Cyclotraxin B

Clinical data
- Other names: CTX-B
- ATC code: None;

Identifiers
- IUPAC name (3S,6R,11R,17S,20S,23S,26S,32S,35S)-6-amino-20-(4-aminobutyl)-3-(2-amino-2-oxoethyl)-17-(2-carboxyethyl)-23-[(1R)-1-hydroxyethyl]-26-[(4-hydroxyphenyl)methyl]-32-(2-methylsulfanylethyl)-2,5,13,16,19,22,25,28,31,34-decaoxo-8,9-dithia-1,4,12,15,18,21,24,27,30,33-decazabicyclo[33.3.0]octatriacontane-11-carboxylic acid;
- CAS Number: 1203586-72-4;
- PubChem CID: 90489002;
- ChemSpider: 29785020;
- CompTox Dashboard (EPA): DTXSID501045820 ;

Chemical and physical data
- Formula: C_{48}H_{73}N_{13}O_{17}S_{3}
- Molar mass: 1200.37 g·mol^{−1}
- 3D model (JSmol): Interactive image;
- SMILES CC(C1C(=O)NC(C(=O)NC(C(=O)NCC(=O)NC(CSSCC(C(=O)NC(C(=O)N2CCCC2C(=O)NC(C(=O)NCC(=O)NC(C(=O)N1)CC3=CC=C(C=C3)O)CCSC)CC(=O)N)N)C(=O)O)CCC(=O)O)CCCCN)O;
- InChI InChI=1S/C48H73N13O17S3/c1-24(62)39-46(75)58-28(6-3-4-15-49)43(72)56-29(12-13-38(67)68)41(70)52-21-37(66)55-33(48(77)78)23-81-80-22-27(50)40(69)59-32(19-35(51)64)47(76)61-16-5-7-34(61)45(74)57-30(14-17-79-2)42(71)53-20-36(65)54-31(44(73)60-39)18-25-8-10-26(63)11-9-25/h8-11,24,27-34,39,62-63H,3-7,12-23,49-50H2,1-2H3,(H2,51,64)(H,52,70)(H,53,71)(H,54,65)(H,55,66)(H,56,72)(H,57,74)(H,58,75)(H,59,69)(H,60,73)(H,67,68)(H,77,78)/t24-,27+,28+,29+,30+,31+,32+,33+,34+,39+/m1/s1; Key:JLBMMJHZUYBFGX-ZHTCEXBHSA-N;

= Cyclotraxin B =

Chemical compound

Cyclotraxin B (CTX-B) is a small (1200 Da) cyclic peptide and highly potent (IC_{50}  = 0.30 nM), selective, and non-competitive antagonist or negative allosteric modulator of TrkB, the main receptor of brain-derived neurotrophic factor (BDNF). CTX-B was originally developed by Cazorla M. and colleagues at Université Paris and Inserm in 2010, mimicking a specific structural loop in BDNF known for its functional selectivity. Cyclotraxin-B's name originates from Cyclic trk inhibitor B.

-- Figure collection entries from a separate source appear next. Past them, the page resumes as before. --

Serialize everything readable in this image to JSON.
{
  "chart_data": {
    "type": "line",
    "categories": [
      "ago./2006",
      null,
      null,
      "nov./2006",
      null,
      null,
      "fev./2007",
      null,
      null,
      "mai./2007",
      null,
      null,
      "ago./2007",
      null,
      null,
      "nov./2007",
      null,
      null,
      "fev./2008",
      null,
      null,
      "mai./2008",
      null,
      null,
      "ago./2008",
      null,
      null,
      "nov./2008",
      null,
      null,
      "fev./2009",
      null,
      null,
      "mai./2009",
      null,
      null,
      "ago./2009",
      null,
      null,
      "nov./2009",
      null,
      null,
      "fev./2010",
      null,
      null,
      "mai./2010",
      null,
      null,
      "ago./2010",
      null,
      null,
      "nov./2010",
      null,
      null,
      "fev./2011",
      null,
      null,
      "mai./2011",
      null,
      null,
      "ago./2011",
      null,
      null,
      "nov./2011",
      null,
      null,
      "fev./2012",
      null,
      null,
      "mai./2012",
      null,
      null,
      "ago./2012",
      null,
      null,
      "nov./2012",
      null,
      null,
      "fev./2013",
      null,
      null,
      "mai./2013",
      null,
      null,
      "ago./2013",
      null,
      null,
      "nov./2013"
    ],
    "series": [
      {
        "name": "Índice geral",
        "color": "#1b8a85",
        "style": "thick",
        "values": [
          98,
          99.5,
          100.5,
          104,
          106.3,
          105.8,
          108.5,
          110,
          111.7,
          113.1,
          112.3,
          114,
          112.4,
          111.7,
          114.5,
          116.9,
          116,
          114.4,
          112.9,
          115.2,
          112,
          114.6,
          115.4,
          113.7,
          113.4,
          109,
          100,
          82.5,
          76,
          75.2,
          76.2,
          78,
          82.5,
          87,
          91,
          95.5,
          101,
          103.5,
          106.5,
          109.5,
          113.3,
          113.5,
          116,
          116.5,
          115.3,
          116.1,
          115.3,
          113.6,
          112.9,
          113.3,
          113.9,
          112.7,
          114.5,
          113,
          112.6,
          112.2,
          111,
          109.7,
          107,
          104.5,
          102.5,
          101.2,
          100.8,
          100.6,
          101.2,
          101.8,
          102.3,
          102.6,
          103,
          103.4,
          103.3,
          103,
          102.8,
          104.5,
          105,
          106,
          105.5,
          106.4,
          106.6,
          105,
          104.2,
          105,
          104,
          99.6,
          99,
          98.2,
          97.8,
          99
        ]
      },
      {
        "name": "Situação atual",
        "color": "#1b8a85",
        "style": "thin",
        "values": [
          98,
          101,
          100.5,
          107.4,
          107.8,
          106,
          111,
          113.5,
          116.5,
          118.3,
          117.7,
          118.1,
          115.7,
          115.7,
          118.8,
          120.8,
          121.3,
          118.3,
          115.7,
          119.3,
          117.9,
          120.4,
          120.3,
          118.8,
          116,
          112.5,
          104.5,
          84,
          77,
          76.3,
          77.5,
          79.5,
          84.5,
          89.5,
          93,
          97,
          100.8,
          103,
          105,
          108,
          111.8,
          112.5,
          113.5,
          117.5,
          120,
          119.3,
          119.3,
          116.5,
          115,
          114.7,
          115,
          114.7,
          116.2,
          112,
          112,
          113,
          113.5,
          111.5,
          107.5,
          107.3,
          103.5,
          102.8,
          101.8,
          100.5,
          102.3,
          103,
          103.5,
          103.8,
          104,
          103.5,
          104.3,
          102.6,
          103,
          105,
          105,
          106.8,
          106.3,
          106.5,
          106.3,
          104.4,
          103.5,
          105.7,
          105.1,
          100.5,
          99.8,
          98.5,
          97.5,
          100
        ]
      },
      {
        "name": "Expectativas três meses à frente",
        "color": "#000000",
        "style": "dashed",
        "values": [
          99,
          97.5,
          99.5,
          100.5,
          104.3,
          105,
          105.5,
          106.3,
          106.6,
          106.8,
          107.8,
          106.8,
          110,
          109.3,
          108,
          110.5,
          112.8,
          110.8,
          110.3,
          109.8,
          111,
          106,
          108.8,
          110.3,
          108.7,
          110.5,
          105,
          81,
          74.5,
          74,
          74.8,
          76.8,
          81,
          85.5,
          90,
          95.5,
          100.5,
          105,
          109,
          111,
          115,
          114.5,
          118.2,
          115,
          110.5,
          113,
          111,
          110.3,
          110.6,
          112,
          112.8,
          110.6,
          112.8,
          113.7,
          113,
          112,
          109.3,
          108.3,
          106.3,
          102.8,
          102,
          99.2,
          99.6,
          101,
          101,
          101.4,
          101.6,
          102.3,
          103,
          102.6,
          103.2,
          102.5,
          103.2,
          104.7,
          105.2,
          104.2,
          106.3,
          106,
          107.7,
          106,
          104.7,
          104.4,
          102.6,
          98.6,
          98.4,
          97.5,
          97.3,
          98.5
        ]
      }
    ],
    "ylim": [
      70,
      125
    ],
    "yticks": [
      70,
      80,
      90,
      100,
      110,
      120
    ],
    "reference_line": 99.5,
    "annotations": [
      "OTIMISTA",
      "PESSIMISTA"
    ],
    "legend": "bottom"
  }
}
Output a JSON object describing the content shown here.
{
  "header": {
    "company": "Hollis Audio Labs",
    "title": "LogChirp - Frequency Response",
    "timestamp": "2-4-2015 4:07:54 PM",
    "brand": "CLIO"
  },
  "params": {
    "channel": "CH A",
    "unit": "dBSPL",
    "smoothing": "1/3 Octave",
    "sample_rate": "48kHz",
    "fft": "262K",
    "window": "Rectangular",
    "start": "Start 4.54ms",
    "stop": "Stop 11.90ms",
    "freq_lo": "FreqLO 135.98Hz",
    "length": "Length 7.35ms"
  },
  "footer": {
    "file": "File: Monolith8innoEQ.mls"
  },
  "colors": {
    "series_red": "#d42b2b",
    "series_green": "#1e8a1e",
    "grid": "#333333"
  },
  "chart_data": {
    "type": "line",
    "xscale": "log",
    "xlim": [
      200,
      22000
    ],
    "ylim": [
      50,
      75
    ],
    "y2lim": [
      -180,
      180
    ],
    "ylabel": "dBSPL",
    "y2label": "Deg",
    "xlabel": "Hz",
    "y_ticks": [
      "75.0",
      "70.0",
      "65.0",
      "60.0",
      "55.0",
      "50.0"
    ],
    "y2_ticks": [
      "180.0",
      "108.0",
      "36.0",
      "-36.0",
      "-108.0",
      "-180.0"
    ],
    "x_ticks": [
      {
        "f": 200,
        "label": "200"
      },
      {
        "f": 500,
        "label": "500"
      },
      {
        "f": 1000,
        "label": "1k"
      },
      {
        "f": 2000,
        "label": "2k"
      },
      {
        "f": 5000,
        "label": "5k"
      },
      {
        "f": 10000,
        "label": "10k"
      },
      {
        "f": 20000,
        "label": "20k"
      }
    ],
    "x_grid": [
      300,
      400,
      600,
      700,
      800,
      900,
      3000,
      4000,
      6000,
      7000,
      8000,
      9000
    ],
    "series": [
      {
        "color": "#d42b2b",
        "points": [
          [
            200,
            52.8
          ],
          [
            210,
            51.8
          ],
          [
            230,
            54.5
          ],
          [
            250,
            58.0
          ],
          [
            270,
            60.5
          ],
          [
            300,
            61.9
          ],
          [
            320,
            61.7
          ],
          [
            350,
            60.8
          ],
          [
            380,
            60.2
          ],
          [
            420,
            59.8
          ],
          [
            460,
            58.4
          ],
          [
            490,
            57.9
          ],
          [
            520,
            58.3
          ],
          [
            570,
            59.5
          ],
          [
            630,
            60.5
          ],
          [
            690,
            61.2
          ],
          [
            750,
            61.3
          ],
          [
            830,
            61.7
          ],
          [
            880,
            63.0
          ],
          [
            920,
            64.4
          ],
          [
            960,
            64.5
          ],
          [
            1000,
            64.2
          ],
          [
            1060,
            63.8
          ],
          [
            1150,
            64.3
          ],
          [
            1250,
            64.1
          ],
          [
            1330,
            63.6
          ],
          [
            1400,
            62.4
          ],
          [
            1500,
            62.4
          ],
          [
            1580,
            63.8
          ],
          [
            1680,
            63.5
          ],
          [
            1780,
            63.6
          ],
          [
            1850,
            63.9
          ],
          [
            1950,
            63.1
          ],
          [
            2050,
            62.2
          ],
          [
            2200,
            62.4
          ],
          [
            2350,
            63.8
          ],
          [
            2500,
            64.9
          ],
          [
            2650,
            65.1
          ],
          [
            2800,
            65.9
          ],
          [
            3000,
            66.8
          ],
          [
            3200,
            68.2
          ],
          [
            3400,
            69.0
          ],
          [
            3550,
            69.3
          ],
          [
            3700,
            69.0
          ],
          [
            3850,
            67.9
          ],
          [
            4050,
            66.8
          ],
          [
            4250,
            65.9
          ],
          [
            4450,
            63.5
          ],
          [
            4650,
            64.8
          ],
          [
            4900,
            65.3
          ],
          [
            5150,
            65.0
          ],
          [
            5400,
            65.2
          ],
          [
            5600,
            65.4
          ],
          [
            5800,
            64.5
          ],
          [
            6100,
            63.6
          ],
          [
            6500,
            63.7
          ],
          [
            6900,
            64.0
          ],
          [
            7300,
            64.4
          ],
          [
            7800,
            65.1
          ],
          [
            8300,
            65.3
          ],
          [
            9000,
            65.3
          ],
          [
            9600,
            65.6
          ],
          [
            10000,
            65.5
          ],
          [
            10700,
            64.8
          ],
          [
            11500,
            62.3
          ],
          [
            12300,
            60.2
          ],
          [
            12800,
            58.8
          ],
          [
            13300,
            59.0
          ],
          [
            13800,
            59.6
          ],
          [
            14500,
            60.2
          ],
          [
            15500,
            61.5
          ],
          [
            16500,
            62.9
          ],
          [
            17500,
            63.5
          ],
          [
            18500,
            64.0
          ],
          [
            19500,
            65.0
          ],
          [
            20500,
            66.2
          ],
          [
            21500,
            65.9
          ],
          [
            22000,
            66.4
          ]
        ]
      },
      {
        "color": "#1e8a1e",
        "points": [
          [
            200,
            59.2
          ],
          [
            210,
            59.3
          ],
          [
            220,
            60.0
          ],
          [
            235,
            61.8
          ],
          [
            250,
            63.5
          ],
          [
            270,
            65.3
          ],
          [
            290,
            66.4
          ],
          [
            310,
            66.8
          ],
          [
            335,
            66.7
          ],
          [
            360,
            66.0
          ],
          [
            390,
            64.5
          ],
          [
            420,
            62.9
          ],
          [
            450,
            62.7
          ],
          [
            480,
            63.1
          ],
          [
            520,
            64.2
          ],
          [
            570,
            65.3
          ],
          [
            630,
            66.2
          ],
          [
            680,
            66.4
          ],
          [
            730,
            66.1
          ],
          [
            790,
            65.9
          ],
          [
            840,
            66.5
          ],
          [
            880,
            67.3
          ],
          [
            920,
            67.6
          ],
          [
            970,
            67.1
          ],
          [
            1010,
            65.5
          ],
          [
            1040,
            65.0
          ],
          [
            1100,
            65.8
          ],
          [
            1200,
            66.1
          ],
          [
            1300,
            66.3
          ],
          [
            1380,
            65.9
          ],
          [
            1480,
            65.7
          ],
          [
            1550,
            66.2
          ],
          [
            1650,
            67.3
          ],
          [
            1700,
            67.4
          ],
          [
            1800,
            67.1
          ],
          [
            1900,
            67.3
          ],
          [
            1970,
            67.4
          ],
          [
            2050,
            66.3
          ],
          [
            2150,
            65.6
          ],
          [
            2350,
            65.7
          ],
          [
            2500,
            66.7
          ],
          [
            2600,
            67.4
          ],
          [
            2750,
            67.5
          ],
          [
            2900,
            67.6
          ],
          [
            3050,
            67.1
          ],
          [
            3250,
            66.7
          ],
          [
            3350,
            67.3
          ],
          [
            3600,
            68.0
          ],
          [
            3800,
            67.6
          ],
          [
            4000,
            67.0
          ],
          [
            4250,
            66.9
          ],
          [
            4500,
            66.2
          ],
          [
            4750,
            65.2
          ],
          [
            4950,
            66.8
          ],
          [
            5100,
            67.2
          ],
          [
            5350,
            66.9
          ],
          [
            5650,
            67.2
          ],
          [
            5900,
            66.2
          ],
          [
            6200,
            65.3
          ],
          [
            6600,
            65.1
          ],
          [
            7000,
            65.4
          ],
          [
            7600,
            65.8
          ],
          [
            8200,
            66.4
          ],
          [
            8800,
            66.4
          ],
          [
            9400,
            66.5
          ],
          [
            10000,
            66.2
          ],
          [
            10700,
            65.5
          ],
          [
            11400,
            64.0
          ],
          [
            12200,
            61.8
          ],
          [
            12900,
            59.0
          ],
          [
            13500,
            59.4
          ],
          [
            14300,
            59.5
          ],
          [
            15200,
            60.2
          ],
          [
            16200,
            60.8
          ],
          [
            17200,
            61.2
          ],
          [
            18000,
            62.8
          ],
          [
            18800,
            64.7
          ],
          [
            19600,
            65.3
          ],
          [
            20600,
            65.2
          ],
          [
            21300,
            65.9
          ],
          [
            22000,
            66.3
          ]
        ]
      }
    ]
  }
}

CTX-B crosses the blood-brain-barrier with systemic administration and produces anxiolytic-like effects in animals, though notably not antidepressant-like effects. The compound has also been found to produce analgesic effects in animal models of neuropathic pain. In addition to TrkB, CTX-B has been found to be an allosteric modulator of VEGFR2, one of the receptors of vascular endothelial growth factor (VEGF).